Returning Vietnam vets got the "one-finger salute" upon arriving home.
"Your country called and you answered the call," the poem began.
"You were given a bill you continue to pay," the work ended.
The other ode, also on a recording, spoke of those who never returned, the "orphans
All soldiers, brothers under the flag, paid the price with "our breath and our bodies so that today we can be remembered by you," the ode concluded.
Keith Jackson, a former post commander and now district 15 commander, read "Soldier," written by George L. Skypeck.
"I was that which others did not want to be ... I have cried, pained and hoped ... but most of all, I have lived times others would say are best forgotten.
"At least someday I will be able to say that I was proud of what I was -- a soldier."
It was a bittersweet ceremony for the VFW members.
This was the first Veterans Day ceremony held since the death of longtime post commander Norman Richard. The veterans remember him fondly.

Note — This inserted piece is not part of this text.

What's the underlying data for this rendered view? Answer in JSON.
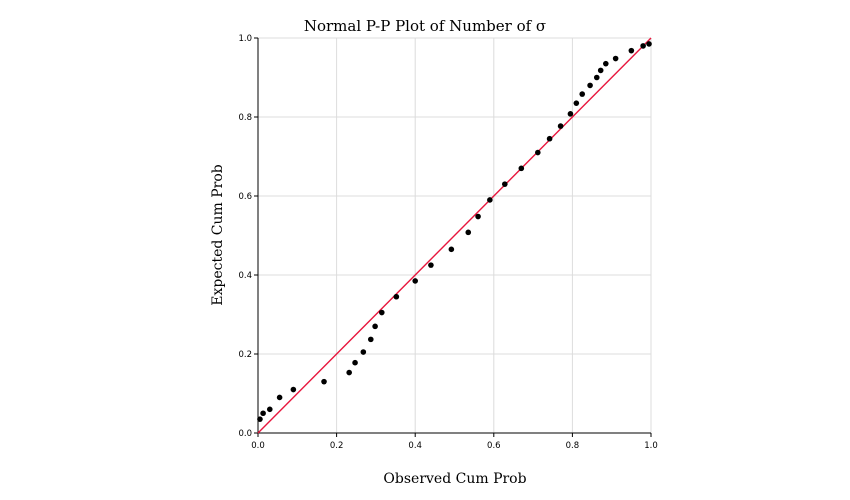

While Richard was commander, the post moved from a smaller building into the current building that has a large function hall. He was the town's veterans agent for 23 years and served in national and state positions as a member of the VFW.
The Air Force veteran, who served in Korea and Vietnam, was the go-to guy whenever a question needed answering, present post commander Russell Jobe said.
Despite his absence, the ceremony went smoothly.
Tenney, Richard's partner, not only read at the program, she helped organize it.
It is not always obvious who is a veteran, she said at the conclusion of the ceremony.
"Ask," Tenney said, "they just want a little thank you."